Lagares became a free agent on November 1, 2019, when the Mets declined his contract option for the 2020 season. After the 2019 season, he played for Cibaeñas of the Dominican League.

On February 10, 2020, Lagares signed a minor league contract with the San Diego Padres organization. He elected free agency on July 14. On July 22, Lagares signed a minor league contract with the New York Mets. On August 25, he was selected to the active roster. Lagares was designated for assignment on August 28 and was outrighted on August 30, but elected free agency. After the 2020 season, he played for Cibaeñas of the Dominican League. He also played for Dominican Republic in the 2021 Caribbean Series.

===Los Angeles Angels===
On February 7, 2021, Lagares signed a minor league contract with the Los Angeles Angels that included an invitation to spring training. On March 31, Lagares was selected to the 40-man roster. Lagares finished 2021 hitting .236/.266/.372 in 112 games. On May 8, 2022, Lagares returned to the Angels on a minor league contract, being assigned to Triple-A Salt Lake.

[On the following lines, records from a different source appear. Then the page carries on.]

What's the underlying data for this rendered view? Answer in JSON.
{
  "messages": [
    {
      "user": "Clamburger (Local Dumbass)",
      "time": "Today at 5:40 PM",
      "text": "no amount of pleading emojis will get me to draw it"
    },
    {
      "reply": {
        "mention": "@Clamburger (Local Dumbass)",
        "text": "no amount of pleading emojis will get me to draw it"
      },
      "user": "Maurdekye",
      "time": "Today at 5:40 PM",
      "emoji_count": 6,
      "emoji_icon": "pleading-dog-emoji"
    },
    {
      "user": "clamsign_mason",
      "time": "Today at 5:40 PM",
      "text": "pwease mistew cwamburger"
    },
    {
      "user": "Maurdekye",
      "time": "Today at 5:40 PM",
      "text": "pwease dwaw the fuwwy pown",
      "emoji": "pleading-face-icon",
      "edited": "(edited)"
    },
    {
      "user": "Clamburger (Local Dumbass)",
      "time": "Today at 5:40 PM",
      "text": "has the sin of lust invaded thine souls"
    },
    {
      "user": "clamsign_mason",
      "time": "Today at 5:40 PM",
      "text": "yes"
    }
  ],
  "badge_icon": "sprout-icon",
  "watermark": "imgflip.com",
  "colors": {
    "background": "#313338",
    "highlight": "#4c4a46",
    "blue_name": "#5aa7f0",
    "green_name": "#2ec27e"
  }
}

On May 26, Lagares' contract was selected for the major league roster by the Angels. He made his season debut that day against the Toronto Blue Jays. In 20 games, Lagares batted .183/.210/.480 before being designated for assignment on June 24. On June 29, Lagares declined his outright minor league assignment and elected free agency.

===SSG Landers===
On July 8, 2022, Lagares signed with the SSG Landers of the KBO League on a one-year, $495,000 contract. In 49 appearances for the team, he slashed .315/.362/.464 with six home runs, 32 RBI, and three stolen bases. Lagares became a free agent after the season.

On February 19, 2026, Lagares announced his retirement from professional baseball.

==Personal life==
Lagares had a son, Juan Jr., in September 2013 and is not married.

On June 1, 2023, Lagares was included in a lawsuit by a man who was blinded in his left eye by a 'randomly hurled ball' from Lagares.